Oracle demos 'adaptive intelligence' capabilities across clouds

After introducing "adaptive intelligence" to its Customer Experience Cloud earlier this year, Oracle is demonstrating at OpenWorld how it's expanding its AI reach across applications.
Written by Stephanie Condon, Senior Writer

After introducing "adaptive intelligence" to customer experience applications earlier this year, Oracle this week is expanding the reach of its AI-powered capabilities across the full range of its cloud applications.

Specifically, Oracle is now embedding AI capabilities within the existing Enterprise Resource Planning Cloud, Human Capital Management Cloud, Supply Chain Management Cloud, as well as the Oracle Customer Experience Cloud applications.

Oracle's adaptive intelligence capabilities in the CX arena are comparable to Salesforce's Einstein capabilities. However, at its annual OpenWorld conference, the tech giant will be demonstrating how, by broadening its AI and machine learning footprint across cloud applications, it can help companies leverage both customer and business data.

"We have the broadest suite of cloud applications -- it's not just CX, HR or ERP, but we have all these capabilities," Jack Berkowitz, VP of products and data science for Oracle's Adaptive Intelligence program. For a customer using multiple Oracle clouds, he said, "we can provide AI and machine learning that bridges those applications, not just within those specific use cases."

The Adaptive Intelligence applications also tap the Oracle Data Cloud, a huge trove of information that includes more than 5 billion global consumer and business IDs and more than 7.5 trillion data points collected monthly.

Informed by data pulled from multiple clouds, companies can make more informed decisions in a range of areas.

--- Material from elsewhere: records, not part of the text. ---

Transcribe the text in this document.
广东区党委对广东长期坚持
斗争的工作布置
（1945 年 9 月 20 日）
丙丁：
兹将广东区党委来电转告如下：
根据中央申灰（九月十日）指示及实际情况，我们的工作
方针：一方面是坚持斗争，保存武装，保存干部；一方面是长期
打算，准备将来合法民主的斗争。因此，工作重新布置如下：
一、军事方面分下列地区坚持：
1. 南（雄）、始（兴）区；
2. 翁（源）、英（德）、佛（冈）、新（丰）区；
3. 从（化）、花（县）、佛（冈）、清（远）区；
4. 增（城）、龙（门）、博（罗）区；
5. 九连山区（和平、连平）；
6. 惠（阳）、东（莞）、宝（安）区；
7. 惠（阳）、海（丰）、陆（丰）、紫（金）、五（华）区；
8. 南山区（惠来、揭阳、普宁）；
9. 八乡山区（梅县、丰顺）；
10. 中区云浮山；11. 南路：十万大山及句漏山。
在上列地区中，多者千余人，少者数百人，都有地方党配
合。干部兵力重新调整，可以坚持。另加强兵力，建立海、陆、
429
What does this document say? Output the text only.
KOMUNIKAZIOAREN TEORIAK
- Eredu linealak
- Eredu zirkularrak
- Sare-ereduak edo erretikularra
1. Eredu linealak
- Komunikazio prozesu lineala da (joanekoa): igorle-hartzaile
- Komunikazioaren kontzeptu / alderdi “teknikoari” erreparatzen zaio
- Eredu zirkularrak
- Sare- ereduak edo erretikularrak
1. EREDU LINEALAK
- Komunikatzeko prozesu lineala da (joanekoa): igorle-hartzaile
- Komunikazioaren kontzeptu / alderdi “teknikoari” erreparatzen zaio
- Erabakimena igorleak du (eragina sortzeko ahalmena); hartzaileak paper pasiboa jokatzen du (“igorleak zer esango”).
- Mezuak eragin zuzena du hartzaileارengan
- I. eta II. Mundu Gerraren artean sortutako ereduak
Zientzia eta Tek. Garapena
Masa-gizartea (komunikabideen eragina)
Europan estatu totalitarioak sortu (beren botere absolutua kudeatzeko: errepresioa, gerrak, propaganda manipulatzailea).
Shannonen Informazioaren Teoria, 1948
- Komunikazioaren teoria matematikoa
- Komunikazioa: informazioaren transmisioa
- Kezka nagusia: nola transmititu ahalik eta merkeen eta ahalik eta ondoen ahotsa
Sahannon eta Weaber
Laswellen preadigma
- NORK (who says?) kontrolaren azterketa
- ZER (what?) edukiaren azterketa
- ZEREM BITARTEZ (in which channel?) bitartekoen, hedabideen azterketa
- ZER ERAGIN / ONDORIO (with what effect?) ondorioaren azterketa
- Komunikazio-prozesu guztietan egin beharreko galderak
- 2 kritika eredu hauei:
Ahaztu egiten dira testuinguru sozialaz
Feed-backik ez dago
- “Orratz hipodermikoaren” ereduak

For instance, a recruiter could use Oracle's Adaptive Intelligence to find people who best match a job description. They could also use it to study existing job performance information to create the profile of a successful potential candidate.

A finance professional, meanwhile, could use the Oracle's AI to analyze historical business trends and business risk data to optimize cash flow and create an optimal balance between buyers and suppliers.

Customers in the CX Cloud continue to drive a lot of interest in AI-powered tools, Berkowitz said, given the intense competition in the retail sector. Oracle also expects to see strong interest from supply chain and operations customers. Meanwhile, the potential to exploit these tools in the realm of finance could be significant as well. "The ability to find opportunities to free up working capital, or create better supplier terms so you're not paying as much, is a really big area for CFOs," Berkowitz said.

Along with AI capabilities, Oracle on Monday rolled out a series of other enhancements to its cloud applications. On the HCM Cloud, for instance, new products include the Recruiting Cloud, which gives recruiters and job seekers new tools for support such as chatbots, as well as tools to drive proactive recruiting campaigns. The HCM Cloud is also getting a new Workforce Health and Safety Incident Management tool. It provides dashboards and reporting tools to track accidents, unsafe working conditions and to ensure action is taken in response to safety incidents. Meanwhile, the ERP Cloud is getting new financial, procurement, portfolio management and performance management features.